Ha sido a partir del día en el que se publicaron los resultados de
las pruebas Pisa, que señalaron los serios problemas de los estudiantes
colombianos a la hora de descifrar lo que tienen enfrente, que no he
podido dejar de pensar (dañaron a Petro, vino la Navidad, 2013 se volvió
2014, y yo seguí pensando) que hoy más que nunca parece fundamental que
respaldemos a los profesores. Qué es “hoy”: hoy, que se está
consiguiendo que más ciudadanos puedan pagarse la vida, pero que aún no
se les ve a los gobiernos la voluntad para conseguir la equidad desde la
educación. A qué me refiero con “respaldar a los profesores”: a
devolverles la dignidad, la paciencia, la preparación y la retribución
para enseñar a poner en escena e interpretar las cosas del mundo.

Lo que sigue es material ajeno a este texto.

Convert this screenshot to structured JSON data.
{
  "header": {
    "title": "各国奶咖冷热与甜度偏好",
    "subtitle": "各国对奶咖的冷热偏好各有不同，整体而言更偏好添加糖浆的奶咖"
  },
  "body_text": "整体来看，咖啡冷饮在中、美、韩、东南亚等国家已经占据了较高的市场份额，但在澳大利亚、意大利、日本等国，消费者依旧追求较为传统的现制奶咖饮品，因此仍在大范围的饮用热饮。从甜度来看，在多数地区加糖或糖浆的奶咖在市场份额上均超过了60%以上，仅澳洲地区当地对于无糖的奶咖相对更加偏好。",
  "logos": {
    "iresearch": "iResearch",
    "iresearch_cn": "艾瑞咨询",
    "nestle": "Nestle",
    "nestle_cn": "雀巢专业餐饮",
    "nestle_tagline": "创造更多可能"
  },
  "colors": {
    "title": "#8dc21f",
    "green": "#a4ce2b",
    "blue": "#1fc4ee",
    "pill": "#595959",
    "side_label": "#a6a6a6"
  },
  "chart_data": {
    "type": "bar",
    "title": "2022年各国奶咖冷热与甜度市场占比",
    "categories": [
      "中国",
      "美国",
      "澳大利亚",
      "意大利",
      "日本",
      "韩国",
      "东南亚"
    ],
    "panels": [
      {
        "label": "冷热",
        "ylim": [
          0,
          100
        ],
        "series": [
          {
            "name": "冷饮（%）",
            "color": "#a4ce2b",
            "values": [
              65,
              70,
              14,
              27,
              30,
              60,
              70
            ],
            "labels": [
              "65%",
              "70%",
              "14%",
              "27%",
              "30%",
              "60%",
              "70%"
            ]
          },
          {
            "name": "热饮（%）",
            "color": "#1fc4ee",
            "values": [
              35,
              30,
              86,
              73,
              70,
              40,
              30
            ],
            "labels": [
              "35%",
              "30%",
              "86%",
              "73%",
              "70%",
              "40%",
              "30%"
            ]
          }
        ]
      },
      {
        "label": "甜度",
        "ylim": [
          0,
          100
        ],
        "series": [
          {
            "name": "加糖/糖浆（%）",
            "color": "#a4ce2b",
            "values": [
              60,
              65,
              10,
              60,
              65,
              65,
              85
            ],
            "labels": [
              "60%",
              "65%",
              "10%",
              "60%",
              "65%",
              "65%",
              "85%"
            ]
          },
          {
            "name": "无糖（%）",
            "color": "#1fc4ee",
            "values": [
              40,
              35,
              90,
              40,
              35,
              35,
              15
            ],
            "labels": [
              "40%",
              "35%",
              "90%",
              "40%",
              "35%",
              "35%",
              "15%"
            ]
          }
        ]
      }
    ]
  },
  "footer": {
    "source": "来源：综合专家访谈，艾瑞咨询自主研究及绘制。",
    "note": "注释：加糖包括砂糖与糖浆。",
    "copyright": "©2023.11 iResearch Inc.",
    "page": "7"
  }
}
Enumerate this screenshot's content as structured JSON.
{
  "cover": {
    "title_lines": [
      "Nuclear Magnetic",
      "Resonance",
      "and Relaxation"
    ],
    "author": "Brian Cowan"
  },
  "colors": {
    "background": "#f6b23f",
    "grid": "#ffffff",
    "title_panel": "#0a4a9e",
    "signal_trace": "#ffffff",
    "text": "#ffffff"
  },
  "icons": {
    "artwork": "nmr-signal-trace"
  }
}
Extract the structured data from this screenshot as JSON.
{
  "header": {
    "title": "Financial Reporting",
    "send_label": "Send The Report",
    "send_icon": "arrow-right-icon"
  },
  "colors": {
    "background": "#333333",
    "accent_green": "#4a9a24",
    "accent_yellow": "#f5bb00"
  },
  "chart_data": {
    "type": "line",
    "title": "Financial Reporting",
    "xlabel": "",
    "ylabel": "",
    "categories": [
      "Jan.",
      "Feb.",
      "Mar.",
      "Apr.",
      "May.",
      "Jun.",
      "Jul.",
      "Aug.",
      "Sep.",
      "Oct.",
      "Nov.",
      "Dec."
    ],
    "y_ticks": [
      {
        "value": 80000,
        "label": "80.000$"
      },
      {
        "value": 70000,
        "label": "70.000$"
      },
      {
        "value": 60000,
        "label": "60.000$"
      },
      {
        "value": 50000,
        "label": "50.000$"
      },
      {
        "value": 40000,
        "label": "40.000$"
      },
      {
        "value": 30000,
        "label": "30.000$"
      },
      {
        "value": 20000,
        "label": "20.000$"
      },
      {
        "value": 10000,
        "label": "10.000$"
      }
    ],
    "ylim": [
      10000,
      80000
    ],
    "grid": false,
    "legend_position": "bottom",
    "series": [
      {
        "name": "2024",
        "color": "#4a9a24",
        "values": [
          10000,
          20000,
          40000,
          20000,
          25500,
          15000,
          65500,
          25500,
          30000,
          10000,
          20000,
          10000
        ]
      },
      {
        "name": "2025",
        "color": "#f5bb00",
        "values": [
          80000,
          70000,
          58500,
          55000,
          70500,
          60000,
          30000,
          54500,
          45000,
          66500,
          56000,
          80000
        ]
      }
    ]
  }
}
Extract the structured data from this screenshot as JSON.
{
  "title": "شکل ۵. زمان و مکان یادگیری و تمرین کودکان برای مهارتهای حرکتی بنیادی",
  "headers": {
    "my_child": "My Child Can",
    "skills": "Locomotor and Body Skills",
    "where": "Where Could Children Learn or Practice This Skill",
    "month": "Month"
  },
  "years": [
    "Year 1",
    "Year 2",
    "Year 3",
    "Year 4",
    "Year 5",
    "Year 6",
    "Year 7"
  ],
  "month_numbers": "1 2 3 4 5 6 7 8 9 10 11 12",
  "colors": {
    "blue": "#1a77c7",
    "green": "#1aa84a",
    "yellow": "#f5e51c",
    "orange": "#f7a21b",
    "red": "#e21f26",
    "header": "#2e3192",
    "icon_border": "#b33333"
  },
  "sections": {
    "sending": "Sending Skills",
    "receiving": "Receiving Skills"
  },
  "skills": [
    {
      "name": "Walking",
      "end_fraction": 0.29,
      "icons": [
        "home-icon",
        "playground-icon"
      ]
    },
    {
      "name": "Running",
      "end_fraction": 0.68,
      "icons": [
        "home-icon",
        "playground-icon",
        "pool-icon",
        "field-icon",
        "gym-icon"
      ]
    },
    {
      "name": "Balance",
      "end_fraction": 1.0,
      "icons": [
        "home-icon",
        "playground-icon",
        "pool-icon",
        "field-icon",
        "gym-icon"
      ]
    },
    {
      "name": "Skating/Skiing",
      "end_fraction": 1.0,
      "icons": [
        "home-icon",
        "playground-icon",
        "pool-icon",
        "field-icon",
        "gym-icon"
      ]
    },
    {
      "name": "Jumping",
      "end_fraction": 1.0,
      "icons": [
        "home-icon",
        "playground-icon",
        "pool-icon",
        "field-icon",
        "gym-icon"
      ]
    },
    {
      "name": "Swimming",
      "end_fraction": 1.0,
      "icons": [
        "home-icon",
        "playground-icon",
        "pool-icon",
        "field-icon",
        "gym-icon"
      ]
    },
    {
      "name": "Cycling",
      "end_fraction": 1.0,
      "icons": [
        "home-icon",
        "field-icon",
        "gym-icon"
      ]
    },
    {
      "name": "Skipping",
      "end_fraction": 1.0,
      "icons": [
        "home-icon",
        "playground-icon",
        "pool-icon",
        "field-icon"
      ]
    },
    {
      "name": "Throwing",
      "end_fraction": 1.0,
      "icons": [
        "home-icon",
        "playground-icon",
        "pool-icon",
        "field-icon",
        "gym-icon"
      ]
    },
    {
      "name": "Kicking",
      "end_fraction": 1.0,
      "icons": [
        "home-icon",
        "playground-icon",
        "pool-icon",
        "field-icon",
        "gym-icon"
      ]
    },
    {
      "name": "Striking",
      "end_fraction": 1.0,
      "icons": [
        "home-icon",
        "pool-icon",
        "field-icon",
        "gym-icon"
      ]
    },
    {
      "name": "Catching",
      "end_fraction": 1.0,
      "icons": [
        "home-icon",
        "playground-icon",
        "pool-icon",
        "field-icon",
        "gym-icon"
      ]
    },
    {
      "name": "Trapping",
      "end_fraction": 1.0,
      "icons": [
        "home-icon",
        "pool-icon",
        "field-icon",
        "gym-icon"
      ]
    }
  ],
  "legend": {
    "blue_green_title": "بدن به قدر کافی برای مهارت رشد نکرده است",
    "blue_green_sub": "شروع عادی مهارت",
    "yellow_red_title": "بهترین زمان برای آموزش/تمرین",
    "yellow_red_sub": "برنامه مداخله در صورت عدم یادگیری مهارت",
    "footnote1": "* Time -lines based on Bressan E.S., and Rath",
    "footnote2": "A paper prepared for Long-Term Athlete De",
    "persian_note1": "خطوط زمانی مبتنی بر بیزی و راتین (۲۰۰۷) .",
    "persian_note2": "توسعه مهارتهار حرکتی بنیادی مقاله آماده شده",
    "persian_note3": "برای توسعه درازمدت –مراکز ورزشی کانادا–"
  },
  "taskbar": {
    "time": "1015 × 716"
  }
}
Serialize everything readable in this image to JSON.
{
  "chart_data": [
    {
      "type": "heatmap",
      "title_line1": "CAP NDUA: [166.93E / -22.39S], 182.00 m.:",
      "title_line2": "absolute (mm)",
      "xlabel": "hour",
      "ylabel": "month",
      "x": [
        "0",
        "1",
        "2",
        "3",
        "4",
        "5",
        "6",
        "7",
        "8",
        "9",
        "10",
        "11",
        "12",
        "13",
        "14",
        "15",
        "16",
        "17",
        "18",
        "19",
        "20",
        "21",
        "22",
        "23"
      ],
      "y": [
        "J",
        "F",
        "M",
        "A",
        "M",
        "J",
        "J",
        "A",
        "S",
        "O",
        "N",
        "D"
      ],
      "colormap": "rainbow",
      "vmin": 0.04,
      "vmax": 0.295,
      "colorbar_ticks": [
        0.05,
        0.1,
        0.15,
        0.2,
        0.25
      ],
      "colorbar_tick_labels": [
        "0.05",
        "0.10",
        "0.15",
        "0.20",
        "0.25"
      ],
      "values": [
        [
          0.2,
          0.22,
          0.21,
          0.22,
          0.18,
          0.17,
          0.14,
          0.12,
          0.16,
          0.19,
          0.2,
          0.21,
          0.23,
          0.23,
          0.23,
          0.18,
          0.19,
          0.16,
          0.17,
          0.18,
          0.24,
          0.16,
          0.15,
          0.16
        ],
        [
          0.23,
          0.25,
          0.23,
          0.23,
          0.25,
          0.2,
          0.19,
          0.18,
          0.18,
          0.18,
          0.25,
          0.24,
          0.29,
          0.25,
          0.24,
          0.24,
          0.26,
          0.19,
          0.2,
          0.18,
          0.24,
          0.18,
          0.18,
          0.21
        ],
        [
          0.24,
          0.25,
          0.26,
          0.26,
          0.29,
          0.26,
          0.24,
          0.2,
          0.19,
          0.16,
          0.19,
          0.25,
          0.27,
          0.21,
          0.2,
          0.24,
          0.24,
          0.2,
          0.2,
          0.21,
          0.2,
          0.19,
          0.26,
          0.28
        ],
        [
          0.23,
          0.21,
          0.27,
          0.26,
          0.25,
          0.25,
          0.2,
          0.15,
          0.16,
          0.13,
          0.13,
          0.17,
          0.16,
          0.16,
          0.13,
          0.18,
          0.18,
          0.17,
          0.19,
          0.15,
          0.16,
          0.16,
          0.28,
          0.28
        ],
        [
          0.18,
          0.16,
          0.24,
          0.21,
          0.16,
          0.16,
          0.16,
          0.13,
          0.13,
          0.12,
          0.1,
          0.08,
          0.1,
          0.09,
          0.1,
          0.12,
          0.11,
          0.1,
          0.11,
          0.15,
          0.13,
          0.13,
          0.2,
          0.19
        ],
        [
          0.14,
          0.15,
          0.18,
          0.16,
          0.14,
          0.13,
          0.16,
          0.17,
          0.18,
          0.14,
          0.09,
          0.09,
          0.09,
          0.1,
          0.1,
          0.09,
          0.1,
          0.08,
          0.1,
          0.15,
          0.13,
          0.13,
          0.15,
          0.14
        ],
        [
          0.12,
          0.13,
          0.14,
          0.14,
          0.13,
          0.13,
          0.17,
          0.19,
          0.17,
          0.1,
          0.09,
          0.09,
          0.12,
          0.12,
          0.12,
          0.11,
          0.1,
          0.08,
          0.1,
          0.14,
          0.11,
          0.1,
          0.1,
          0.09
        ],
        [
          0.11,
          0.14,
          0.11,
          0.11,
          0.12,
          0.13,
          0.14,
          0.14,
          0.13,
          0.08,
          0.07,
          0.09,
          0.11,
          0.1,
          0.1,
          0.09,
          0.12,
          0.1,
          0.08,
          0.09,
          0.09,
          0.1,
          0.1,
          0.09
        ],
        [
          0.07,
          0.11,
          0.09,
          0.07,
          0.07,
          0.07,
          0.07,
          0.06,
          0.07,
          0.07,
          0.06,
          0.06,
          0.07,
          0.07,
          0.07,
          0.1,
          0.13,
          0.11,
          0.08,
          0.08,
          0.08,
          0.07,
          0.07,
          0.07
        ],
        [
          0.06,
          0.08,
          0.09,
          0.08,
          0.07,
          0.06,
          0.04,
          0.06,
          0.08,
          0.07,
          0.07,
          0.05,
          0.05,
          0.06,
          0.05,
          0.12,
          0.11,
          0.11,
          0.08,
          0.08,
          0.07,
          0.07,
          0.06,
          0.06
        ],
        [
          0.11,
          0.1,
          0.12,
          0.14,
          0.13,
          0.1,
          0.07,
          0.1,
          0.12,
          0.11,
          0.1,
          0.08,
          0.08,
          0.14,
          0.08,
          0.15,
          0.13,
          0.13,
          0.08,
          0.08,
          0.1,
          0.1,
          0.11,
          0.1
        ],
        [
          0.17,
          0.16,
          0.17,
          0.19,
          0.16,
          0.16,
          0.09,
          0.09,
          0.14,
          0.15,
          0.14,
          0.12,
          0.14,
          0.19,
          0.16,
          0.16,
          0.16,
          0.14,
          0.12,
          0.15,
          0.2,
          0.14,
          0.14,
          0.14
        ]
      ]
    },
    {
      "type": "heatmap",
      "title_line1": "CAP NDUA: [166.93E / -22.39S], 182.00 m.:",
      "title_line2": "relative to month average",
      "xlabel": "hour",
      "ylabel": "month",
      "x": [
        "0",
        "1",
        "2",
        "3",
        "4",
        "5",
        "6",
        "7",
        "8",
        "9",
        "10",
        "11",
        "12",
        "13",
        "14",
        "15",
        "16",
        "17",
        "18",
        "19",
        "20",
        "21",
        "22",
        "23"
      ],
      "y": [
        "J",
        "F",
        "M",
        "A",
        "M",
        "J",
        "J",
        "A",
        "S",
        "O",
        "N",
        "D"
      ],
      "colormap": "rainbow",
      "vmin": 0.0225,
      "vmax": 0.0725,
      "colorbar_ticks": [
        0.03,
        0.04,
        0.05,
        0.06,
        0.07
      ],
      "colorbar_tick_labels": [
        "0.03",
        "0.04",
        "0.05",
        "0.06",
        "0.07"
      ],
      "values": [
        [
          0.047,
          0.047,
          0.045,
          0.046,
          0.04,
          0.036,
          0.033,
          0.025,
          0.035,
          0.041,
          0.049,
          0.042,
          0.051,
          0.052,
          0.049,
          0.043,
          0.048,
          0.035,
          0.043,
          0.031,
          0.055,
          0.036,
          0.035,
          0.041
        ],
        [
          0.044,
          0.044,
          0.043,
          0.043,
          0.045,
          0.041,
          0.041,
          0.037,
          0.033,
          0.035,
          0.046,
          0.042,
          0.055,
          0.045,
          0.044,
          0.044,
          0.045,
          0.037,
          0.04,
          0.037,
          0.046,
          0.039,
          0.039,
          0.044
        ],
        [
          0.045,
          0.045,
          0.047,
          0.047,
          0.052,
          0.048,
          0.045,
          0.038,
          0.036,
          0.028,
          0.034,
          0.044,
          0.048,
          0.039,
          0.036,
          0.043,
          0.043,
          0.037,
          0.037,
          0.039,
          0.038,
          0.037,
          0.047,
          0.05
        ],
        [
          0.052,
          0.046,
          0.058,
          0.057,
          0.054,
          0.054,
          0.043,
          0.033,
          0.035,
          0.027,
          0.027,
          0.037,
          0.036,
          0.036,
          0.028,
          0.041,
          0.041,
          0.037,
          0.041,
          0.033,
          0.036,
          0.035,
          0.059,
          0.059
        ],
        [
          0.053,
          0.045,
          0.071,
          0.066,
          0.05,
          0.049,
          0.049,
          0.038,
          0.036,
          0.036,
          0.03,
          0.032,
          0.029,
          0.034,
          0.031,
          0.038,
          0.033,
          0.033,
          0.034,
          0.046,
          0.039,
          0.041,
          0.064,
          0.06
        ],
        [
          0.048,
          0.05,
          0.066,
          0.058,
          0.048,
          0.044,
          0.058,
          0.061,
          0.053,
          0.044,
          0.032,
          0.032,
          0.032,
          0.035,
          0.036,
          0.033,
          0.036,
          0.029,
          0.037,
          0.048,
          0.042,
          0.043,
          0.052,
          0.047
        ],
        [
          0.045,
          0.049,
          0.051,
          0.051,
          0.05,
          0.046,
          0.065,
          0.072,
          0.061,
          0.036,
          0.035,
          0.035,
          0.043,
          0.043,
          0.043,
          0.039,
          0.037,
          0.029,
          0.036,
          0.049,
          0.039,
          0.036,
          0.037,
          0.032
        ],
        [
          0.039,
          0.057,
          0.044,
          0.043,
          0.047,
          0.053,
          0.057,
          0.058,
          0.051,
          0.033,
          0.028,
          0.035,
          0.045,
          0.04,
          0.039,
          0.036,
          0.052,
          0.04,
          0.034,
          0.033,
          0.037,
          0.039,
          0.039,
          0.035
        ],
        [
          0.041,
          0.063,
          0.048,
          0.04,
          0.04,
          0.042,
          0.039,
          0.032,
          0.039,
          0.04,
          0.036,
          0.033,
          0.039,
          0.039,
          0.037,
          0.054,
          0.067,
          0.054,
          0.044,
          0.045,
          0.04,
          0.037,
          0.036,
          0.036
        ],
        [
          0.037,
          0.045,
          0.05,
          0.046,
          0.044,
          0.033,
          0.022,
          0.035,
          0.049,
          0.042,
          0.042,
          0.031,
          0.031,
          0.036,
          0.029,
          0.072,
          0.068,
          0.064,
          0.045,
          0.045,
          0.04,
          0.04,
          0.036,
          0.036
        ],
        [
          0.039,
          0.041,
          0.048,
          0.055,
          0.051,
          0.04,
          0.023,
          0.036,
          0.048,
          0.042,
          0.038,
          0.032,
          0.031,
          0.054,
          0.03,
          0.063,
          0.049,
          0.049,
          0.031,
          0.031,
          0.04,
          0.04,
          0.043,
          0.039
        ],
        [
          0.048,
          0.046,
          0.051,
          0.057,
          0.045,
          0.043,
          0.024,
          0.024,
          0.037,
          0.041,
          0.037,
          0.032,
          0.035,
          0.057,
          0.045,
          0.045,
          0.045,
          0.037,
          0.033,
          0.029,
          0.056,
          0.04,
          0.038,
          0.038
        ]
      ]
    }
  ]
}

Sé, porque lo he visto, que a los colegios les cuesta seguirles el
paso a los alumnos de hoy. Que siguen sirviéndoles a los niños como un
simulacro de lo que será la vida en esta sociedad llena de comillas y
paréntesis y peros, que trata de sobreponerse a su violencia, y sin
embargo tanto la precariedad de los colegios públicos como el quietismo
de los privados han dado a toda una generación de autodidactas la idea
de que se entra a los salones a cumplir con un trámite, a aparentar una
escuela. Cómo educar a aquellos que se ven tan lejos de los discursos de
los poderes de siempre, que poco les temen a los vigilantes de lo que
pasa por dentro. Cómo conseguir que el colegio no sea la prueba de las
desigualdades, sino su crítica. Cómo devolverles a los profesores la
autoridad que han perdido a manos de los “apreciados padres de familia”,
cómo sacudirles estas auras de niñeros que poco pueden levantar la voz
porque –según sus clientes– “no les están pagando para eso”. Cómo lograr
que en la escuela el dinero no sea una compra sino una inversión.
Basta tener la voluntad. Basta que esta sociedad responda “sí”, por
fin, a la pregunta de si está preparada para elegir como meta el camino
largo de la educación.
www.ricardosilvaromero.com
[Fuente: www.eltiempo.com]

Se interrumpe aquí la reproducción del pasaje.